To that effect, NASSCOM projects data analytics in India to be at USD 2 billion in 2016 and grow to USD 16 billion in 2025 to meet the demand from sectors like banking and insurance.
Digital transformation in financial services is a function of the impact of technology. Electronic payments solutions, internet banking and off late mobile app based banking services have become the norm rather than being privileges. Now banks have to also consider the futuristic technology innovations which can significantly influence their business.
The distributed ledger technology of Blockchain can revolutionize transaction processing. Enhanced security, reduced lead time and improved compliance through comprehensive audit trail are some of its purported benefits. Hence banks are seriously exploring this route for enterprise transactions. A global banking survey by IBM in 2016, shows that 65% of the banks plan to roll out blockchain solutions within the next three years. YES BANK has also executed the first transaction through Blockchain for supply chain finance.
Cloud is fast becoming popular with banks as a technology platform providing greater flexibility and agility. The asset light business model that cloud ensures also helps to rationalize costs. Banks can consider moving critical business operations to secured private clouds while hosting some of the external interfacing modules on public cloud platforms. The trend is gradually gaining traction as indicated by a CII survey in 2016. 57% of those surveyed in the BFSI space acknowledged having rolled out some sort of cloud based services.
Internet of Things (IoT) is another step towards making digital technology more pervasive. It is projected that information collected through a multitude of touchpoints would provide new insights on business and help in making more informed investment or financing decisions by banks.
Some recent developments also warrant attention. The demonetization drive launched under the aegis of the Hon’ble Prime Minister has been a master stroke in the evolution of the Indian financial system. This year, the Reserve Bank of India (RBI) launched Vision-2018 – a roadmap to make India a less-cash economy. In parallel, National Payments Corporation of India (NPCI) has been progressively rolling out digitally enabled innovations to enable best in class payment and settlement systems to take root in India.

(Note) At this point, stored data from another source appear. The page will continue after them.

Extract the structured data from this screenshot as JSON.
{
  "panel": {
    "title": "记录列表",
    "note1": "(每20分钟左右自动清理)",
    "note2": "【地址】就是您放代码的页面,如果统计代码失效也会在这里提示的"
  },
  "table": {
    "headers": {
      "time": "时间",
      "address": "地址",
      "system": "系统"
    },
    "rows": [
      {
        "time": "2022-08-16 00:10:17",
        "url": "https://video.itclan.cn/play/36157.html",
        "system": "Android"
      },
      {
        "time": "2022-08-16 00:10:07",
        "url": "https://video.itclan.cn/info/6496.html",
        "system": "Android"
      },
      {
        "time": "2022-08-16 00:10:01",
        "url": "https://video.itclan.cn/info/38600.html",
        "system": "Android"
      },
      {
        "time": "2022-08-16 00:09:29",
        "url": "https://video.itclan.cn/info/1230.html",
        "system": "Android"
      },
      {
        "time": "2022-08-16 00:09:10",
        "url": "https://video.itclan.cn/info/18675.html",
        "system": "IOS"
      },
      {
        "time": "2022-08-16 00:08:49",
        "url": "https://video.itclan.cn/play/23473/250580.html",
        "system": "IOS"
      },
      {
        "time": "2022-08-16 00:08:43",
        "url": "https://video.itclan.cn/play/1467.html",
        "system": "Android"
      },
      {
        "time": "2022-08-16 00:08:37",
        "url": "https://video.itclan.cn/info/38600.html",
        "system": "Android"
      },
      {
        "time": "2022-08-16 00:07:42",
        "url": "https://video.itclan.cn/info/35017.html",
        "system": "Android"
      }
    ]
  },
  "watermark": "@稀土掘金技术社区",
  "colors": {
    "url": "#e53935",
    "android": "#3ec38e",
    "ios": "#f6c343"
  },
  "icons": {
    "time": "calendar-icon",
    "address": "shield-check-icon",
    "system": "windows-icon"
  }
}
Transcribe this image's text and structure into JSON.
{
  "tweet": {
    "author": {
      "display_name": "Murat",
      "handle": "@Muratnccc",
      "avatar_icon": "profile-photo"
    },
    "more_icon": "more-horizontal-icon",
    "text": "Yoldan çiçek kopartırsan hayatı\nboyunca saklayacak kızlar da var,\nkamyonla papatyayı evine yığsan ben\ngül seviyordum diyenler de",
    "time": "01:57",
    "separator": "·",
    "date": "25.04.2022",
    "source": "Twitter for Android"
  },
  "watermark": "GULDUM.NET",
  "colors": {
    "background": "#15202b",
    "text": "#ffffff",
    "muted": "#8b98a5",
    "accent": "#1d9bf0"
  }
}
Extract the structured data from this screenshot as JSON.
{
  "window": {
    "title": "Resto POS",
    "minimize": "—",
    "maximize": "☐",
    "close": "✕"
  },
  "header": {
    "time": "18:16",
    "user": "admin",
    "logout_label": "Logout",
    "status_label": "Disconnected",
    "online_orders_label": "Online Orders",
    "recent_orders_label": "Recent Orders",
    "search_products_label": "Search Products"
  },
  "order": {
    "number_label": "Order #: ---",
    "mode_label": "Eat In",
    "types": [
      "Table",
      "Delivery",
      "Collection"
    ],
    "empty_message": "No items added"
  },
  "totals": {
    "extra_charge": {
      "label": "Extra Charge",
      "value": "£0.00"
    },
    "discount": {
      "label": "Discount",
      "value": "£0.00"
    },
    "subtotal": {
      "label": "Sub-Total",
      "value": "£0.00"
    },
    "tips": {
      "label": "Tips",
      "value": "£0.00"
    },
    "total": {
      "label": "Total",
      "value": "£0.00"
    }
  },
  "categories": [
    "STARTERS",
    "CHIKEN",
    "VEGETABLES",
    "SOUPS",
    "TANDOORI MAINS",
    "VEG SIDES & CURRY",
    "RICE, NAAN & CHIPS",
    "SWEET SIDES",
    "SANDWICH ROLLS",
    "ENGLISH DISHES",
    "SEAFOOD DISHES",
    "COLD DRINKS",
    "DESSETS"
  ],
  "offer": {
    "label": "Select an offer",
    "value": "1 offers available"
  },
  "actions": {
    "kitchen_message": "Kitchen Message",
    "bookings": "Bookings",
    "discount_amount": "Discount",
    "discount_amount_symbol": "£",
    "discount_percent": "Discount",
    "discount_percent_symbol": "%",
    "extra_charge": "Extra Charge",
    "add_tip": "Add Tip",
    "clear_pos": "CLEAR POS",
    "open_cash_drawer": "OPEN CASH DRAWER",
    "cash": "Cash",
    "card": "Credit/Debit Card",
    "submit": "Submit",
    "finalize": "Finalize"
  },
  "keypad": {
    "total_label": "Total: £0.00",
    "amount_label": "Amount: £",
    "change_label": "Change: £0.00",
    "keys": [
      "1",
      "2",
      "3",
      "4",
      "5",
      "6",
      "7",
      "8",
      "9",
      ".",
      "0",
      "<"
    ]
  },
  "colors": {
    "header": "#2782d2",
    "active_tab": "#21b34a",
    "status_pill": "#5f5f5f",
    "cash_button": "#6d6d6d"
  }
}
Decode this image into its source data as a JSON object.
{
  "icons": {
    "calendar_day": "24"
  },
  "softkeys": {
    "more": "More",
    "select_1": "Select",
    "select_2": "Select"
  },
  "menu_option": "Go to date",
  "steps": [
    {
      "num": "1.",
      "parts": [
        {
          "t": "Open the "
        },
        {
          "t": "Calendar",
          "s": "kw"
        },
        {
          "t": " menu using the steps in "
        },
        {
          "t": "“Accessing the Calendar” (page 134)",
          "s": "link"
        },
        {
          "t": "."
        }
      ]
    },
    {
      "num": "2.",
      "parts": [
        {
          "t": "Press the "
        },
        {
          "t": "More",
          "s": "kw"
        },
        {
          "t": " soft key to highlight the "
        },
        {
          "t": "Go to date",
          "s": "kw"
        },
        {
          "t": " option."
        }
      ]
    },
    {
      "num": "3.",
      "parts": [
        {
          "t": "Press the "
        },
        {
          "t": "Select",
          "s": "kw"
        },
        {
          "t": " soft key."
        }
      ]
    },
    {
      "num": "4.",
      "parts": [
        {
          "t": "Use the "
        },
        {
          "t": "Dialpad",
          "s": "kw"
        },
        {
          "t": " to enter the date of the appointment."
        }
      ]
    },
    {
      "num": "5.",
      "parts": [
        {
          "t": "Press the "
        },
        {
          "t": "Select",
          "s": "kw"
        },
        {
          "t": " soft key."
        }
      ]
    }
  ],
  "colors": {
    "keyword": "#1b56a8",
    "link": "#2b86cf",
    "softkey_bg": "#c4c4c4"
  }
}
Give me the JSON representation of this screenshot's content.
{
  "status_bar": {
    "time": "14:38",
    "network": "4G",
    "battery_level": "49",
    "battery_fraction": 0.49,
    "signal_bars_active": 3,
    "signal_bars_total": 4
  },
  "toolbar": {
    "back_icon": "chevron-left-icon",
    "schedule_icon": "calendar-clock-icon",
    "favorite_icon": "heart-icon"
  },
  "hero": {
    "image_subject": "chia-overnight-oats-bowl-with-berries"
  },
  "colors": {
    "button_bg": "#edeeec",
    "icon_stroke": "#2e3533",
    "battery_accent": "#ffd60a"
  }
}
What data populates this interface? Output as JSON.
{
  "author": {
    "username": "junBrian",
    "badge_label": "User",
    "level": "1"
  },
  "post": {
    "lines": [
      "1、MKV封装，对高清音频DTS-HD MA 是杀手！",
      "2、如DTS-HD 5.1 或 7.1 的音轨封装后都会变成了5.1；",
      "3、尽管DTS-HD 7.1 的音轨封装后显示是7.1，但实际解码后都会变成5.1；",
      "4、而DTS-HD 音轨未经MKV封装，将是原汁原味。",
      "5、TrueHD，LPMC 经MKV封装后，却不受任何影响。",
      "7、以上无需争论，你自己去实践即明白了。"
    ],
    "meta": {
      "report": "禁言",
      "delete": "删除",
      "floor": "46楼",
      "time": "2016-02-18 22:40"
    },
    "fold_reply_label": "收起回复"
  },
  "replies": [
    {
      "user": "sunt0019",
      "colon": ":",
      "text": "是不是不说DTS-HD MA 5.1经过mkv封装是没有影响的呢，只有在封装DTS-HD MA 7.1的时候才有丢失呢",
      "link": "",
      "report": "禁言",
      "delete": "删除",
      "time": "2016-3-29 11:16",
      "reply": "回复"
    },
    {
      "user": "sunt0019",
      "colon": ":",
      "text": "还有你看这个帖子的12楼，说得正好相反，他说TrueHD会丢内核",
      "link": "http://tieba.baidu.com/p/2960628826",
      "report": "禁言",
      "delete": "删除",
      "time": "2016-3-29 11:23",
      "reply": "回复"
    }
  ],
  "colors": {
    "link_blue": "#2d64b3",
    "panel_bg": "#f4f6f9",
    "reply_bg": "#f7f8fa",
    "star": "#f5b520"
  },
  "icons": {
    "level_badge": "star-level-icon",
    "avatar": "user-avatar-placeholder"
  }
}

Combustion can only result when fuel and air come in contact with a spark. The ensuing illumination and dissipation of energy proves beneficial for human activity. In the same vein, one can surmise that while India has digital innovations and payments ecosystem, availability of internet and mobility, and changing consumer demographics, the spark that ignites the fire for concomitant benefits to follow suit was delivered by the monumental decision to flush out high-value currency notes.
To conclude, these factors are anticipated to provide strong impetus to digital banking and in conjunction with the ART approach can result in successful digital strategy for banks.
Opinions expressed in this article are the author’s own.